Vivre la Gelassenheit exige donc un combat spirituel, pour laisser dans sa vie toute la place au Christ. L’apôtre parlait de la mort du vieil homme (Rm 6,6). Mais ce combat présente l’immense avantage d’une victoire assurée, parce que le Christ est toujours vainqueur. C’est un combat dont l’issue est la paix et la joie, selon les promesses de Jésus (Jn 14,27 ; 15,11). « Si nous ne nous donnons pas totalement au Christ… nous ne trouverons jamais la totale liberté intérieure et la paix promises dans l’Evangile. » (J. Heinrich Arnold) Jésus ouvre un chemin dans lequel perdre sa vie, c’est la gagner (Mt 10,39).

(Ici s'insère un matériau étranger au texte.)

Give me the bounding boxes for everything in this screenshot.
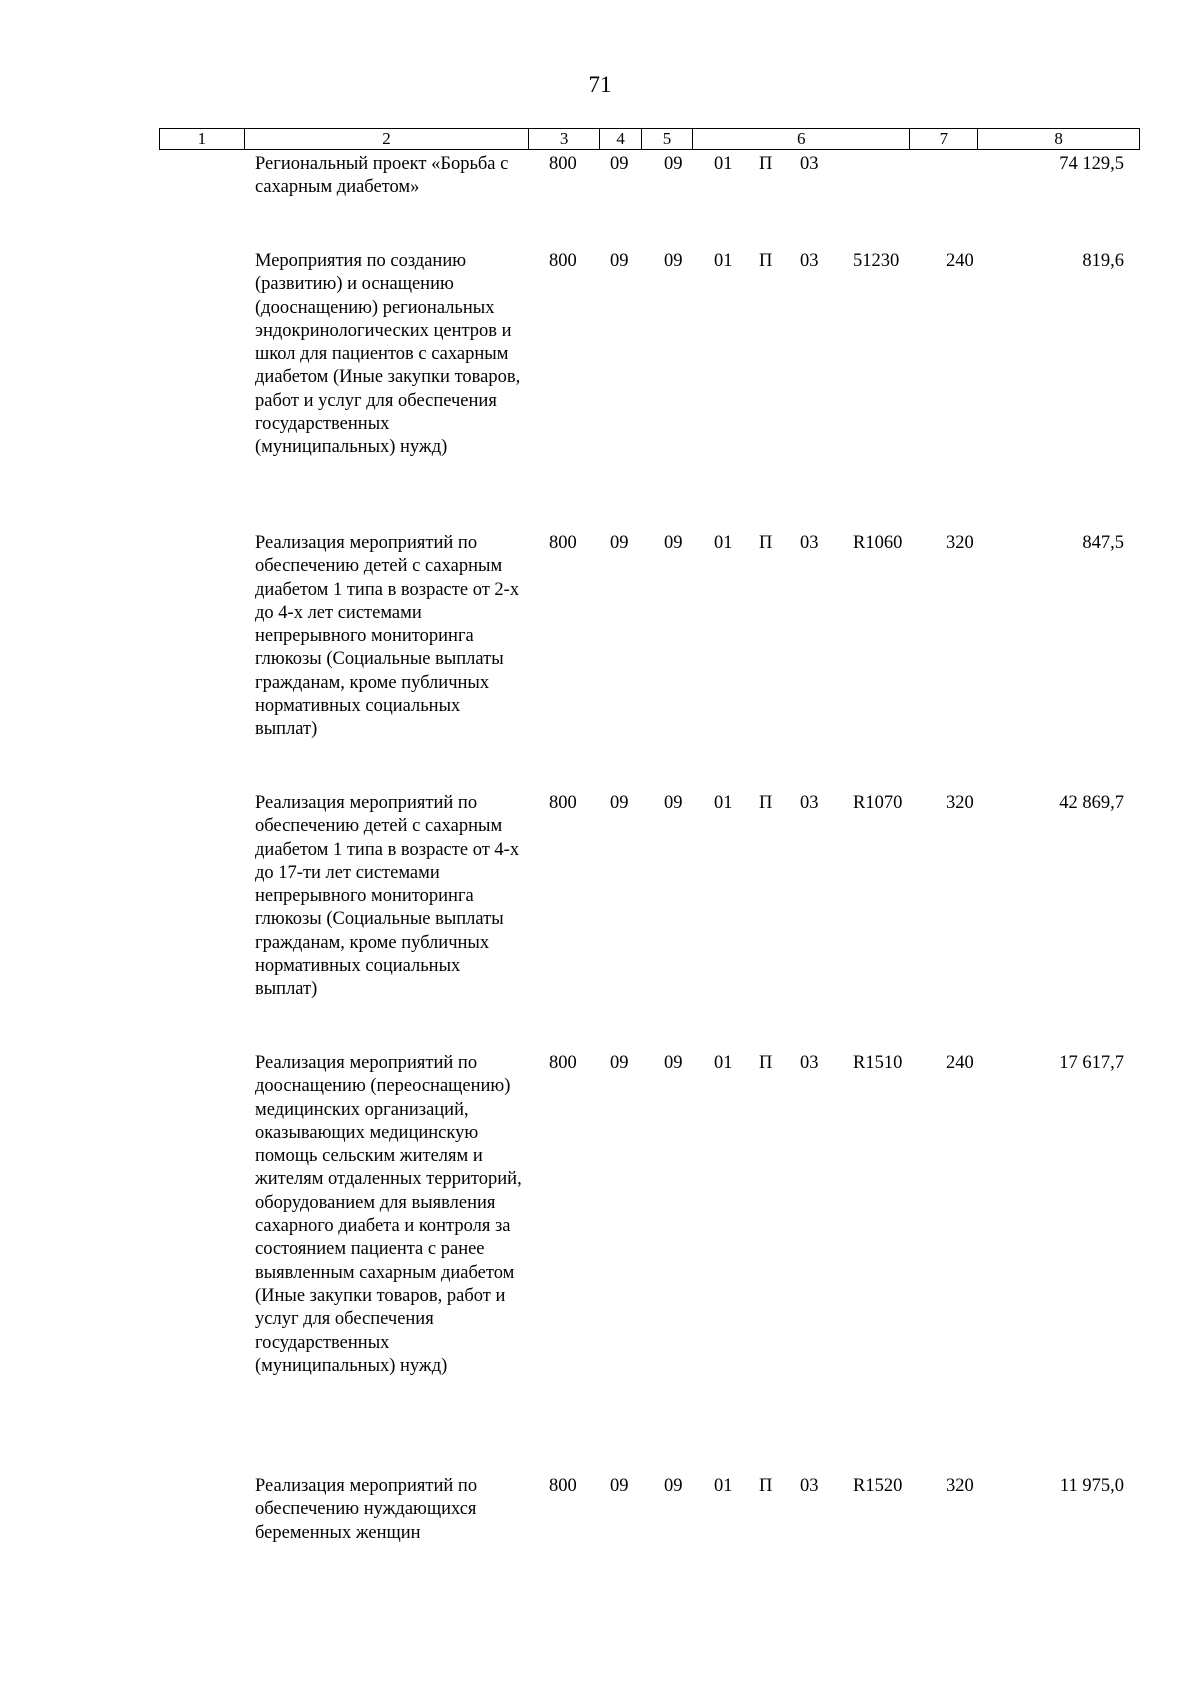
row-amount: 819,6 [1082, 251, 1124, 271]
row-program: 01 [714, 1053, 733, 1073]
row-amount: 42 869,7 [1059, 793, 1124, 813]
row-letter: П [759, 251, 773, 271]
row-program: 01 [714, 154, 733, 174]
row-program: 01 [714, 533, 733, 553]
row-letter: П [759, 1053, 773, 1073]
row-description: Реализация мероприятий по обеспечению детей с сахарным диабетом 1 типа в возрасте от 2-х до 4-х лет системами непрерывного мониторинга глюкозы (Социальные выплаты гражданам, кроме публичных нормативных социальных выплат) [255, 533, 520, 740]
row-dept-code: 800 [549, 533, 577, 553]
row-dept-code: 800 [549, 251, 577, 271]
row-group: 03 [800, 1053, 819, 1073]
row-amount: 847,5 [1082, 533, 1124, 553]
row-expense-type: 240 [946, 251, 974, 271]
row-target-code: R1510 [853, 1053, 903, 1073]
row-section: 09 [610, 1476, 629, 1496]
header-col-2: 2 [245, 129, 529, 149]
row-letter: П [759, 533, 773, 553]
row-subsection: 09 [664, 154, 683, 174]
row-section: 09 [610, 154, 629, 174]
row-description: Реализация мероприятий по обеспечению детей с сахарным диабетом 1 типа в возрасте от 4-х до 17-ти лет системами непрерывного мониторинга глюкозы (Социальные выплаты гражданам, кроме публичных нормативных социальных выплат) [255, 793, 520, 1000]
page-number: 71 [588, 72, 612, 97]
header-col-4: 4 [600, 129, 642, 149]
header-col-6: 6 [693, 129, 911, 149]
row-letter: П [759, 154, 773, 174]
row-subsection: 09 [664, 1476, 683, 1496]
row-group: 03 [800, 533, 819, 553]
row-expense-type: 320 [946, 793, 974, 813]
header-col-3: 3 [529, 129, 600, 149]
row-section: 09 [610, 251, 629, 271]
row-description: Региональный проект «Борьба с сахарным диабетом» [255, 154, 509, 198]
row-description: Реализация мероприятий по обеспечению нуждающихся беременных женщин [255, 1476, 478, 1543]
row-dept-code: 800 [549, 793, 577, 813]
row-amount: 17 617,7 [1059, 1053, 1124, 1073]
header-col-5: 5 [642, 129, 693, 149]
row-program: 01 [714, 1476, 733, 1496]
row-description: Мероприятия по созданию (развитию) и оснащению (дооснащению) региональных эндокринологических центров и школ для пациентов с сахарным диабетом (Иные закупки товаров, работ и услуг для обеспечения государственных (муниципальных) нужд) [255, 251, 521, 458]
row-program: 01 [714, 793, 733, 813]
table-header [159, 128, 1140, 150]
row-group: 03 [800, 154, 819, 174]
header-col-7: 7 [910, 129, 978, 149]
row-subsection: 09 [664, 1053, 683, 1073]
row-amount: 11 975,0 [1059, 1476, 1124, 1496]
row-dept-code: 800 [549, 154, 577, 174]
row-target-code: R1060 [853, 533, 903, 553]
row-letter: П [759, 793, 773, 813]
row-subsection: 09 [664, 251, 683, 271]
row-amount: 74 129,5 [1059, 154, 1124, 174]
row-target-code: R1520 [853, 1476, 903, 1496]
row-letter: П [759, 1476, 773, 1496]
row-target-code: 51230 [853, 251, 900, 271]
row-section: 09 [610, 533, 629, 553]
row-group: 03 [800, 251, 819, 271]
row-subsection: 09 [664, 533, 683, 553]
row-dept-code: 800 [549, 1476, 577, 1496]
row-expense-type: 320 [946, 533, 974, 553]
header-col-1: 1 [160, 129, 245, 149]
row-dept-code: 800 [549, 1053, 577, 1073]
row-group: 03 [800, 793, 819, 813]
row-program: 01 [714, 251, 733, 271]
row-target-code: R1070 [853, 793, 903, 813]
row-expense-type: 240 [946, 1053, 974, 1073]
row-section: 09 [610, 793, 629, 813]
row-section: 09 [610, 1053, 629, 1073]
row-expense-type: 320 [946, 1476, 974, 1496]
row-group: 03 [800, 1476, 819, 1496]
row-subsection: 09 [664, 793, 683, 813]
header-col-8: 8 [1054, 129, 1063, 148]
row-description: Реализация мероприятий по дооснащению (переоснащению) медицинских организаций, оказывающих медицинскую помощь сельским жителям и жителям отдаленных территорий, оборудованием для выявления сахарного диабета и контроля за состоянием пациента с ранее выявленным сахарным диабетом (Иные закупки товаров, работ и услуг для обеспечения государственных (муниципальных) нужд) [255, 1053, 522, 1376]
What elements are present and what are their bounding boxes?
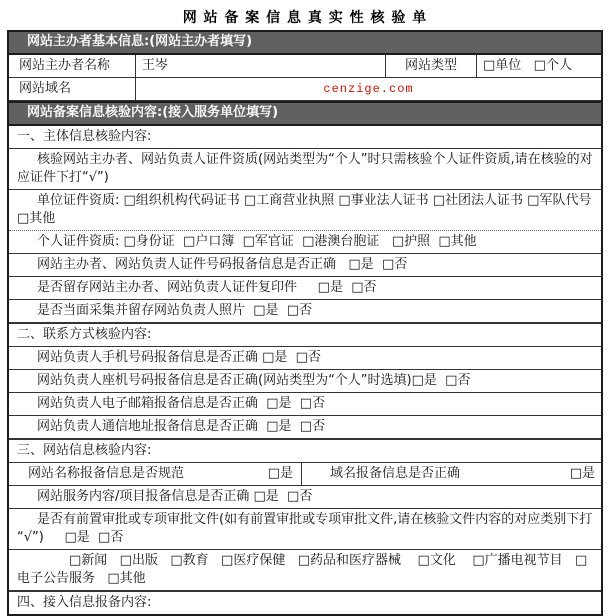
domain-value: cenzige.com (323, 82, 414, 96)
organizer-name-value: 王岑 (142, 58, 169, 73)
site-name-check-option: □是 (267, 466, 293, 481)
site-type-checkboxes: □单位 □个人 (483, 58, 572, 73)
verification-form-page (0, 7, 610, 616)
service-content-check-row: 网站服务内容/项目报备信息是否正确 □是 □否 (9, 486, 601, 509)
cert-copy-check-row: 是否留存网站主办者、网站负责人证件复印件 □是 □否 (9, 277, 601, 300)
cert-verify-intro: 核验网站主办者、网站负责人证件资质(网站类型为“个人”时只需核验个人证件资质,请在核验的对应证件下打“√”) (9, 149, 601, 190)
pre-approval-check-row: 是否有前置审批或专项审批文件(如有前置审批或专项审批文件,请在核验文件内容的对应类别下打“√”) □是 □否 (9, 509, 601, 550)
section-4-heading: 四、接入信息报备内容: (9, 591, 601, 614)
site-name-check-label: 网站名称报备信息是否规范 (28, 466, 185, 481)
site-name-check-cell (9, 463, 302, 485)
section-2-heading: 二、联系方式核验内容: (9, 323, 601, 347)
organizer-name-label: 网站主办者名称 (9, 55, 136, 77)
domain-check-option: □是 (569, 466, 595, 481)
form-table (7, 30, 603, 616)
domain-label: 网站域名 (9, 78, 136, 100)
domain-check-cell (302, 463, 601, 485)
basic-info-section-bar: 网站主办者基本信息:(网站主办者填写) (9, 32, 601, 55)
approval-category-options-row: □新闻 □出版 □教育 □医疗保健 □药品和医疗器械 □文化 □广播电视节目 □电子公告服务 □其他 (9, 550, 601, 591)
domain-check-label: 域名报备信息是否正确 (330, 466, 461, 481)
mobile-check-row: 网站负责人手机号码报备信息是否正确 □是 □否 (9, 347, 601, 370)
section-1-heading: 一、主体信息核验内容: (9, 126, 601, 149)
id-number-check-row: 网站主办者、网站负责人证件号码报备信息是否正确 □是 □否 (9, 254, 601, 277)
verify-section-bar: 网站备案信息核验内容:(接入服务单位填写) (9, 101, 601, 126)
organizer-row (9, 55, 601, 78)
section-3-heading: 三、网站信息核验内容: (9, 439, 601, 463)
domain-row (9, 78, 601, 101)
site-type-label: 网站类型 (385, 55, 477, 77)
unit-cert-options-row: 单位证件资质: □组织机构代码证书 □工商营业执照 □事业法人证书 □社团法人证书 □军队代号 □其他 (9, 190, 601, 231)
landline-check-row: 网站负责人座机号码报备信息是否正确(网站类型为“个人”时选填)□是 □否 (9, 370, 601, 393)
site-name-domain-check-row (9, 463, 601, 486)
email-check-row: 网站负责人电子邮箱报备信息是否正确 □是 □否 (9, 393, 601, 416)
photo-check-row: 是否当面采集并留存网站负责人照片 □是 □否 (9, 300, 601, 323)
personal-cert-options-row: 个人证件资质: □身份证 □户口簿 □军官证 □港澳台胞证 □护照 □其他 (9, 231, 601, 254)
address-check-row: 网站负责人通信地址报备信息是否正确 □是 □否 (9, 416, 601, 439)
page-title: 网 站 备 案 信 息 真 实 性 核 验 单 (182, 10, 428, 26)
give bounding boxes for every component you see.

Nous croyons qu’en l’homme Jésus a brillé en plénitude la lumière de Dieu. L’anabaptisme, dès ses débuts, a affirmé que la restauration en l’homme de l’image de Dieu appartient à la dynamique du salut. La Gelassenheit n’a d’autre but que de laisser en nous vivre le Christ. Les disciples de Jésus trouveront alors la paix avec lui, même dans la tempête. Pourquoi avez-vous peur, hommes de peu de foi ? (Mt 8,26), leur dit le Seigneur. Non pas comme un reproche, mais comme un chemin. Félix Mantz, l’un des premiers anabaptistes de Zurich, reprenait, sur le lieu de son exécution (1527), les paroles de son Maître, aboutissement ultime de la Gelassenheit : In manus tuas, Domine, commendo spiritum meum – En tes mains, Seigneur, je remets mon Esprit.

François Caudwell

[1]J’ai rédigé deux petites études, avec références bibliographiques, où je précise la notion de Gelassenheit chez les premiers anabaptistes et les amish : F. Caudwell, Suivre Jésus, un chemin de paix – Aspects de la spiritualité anabaptiste, Saarbrücken, Editions Croix du Salut, 2015. Particulièrement les pages 21-22, 37-41.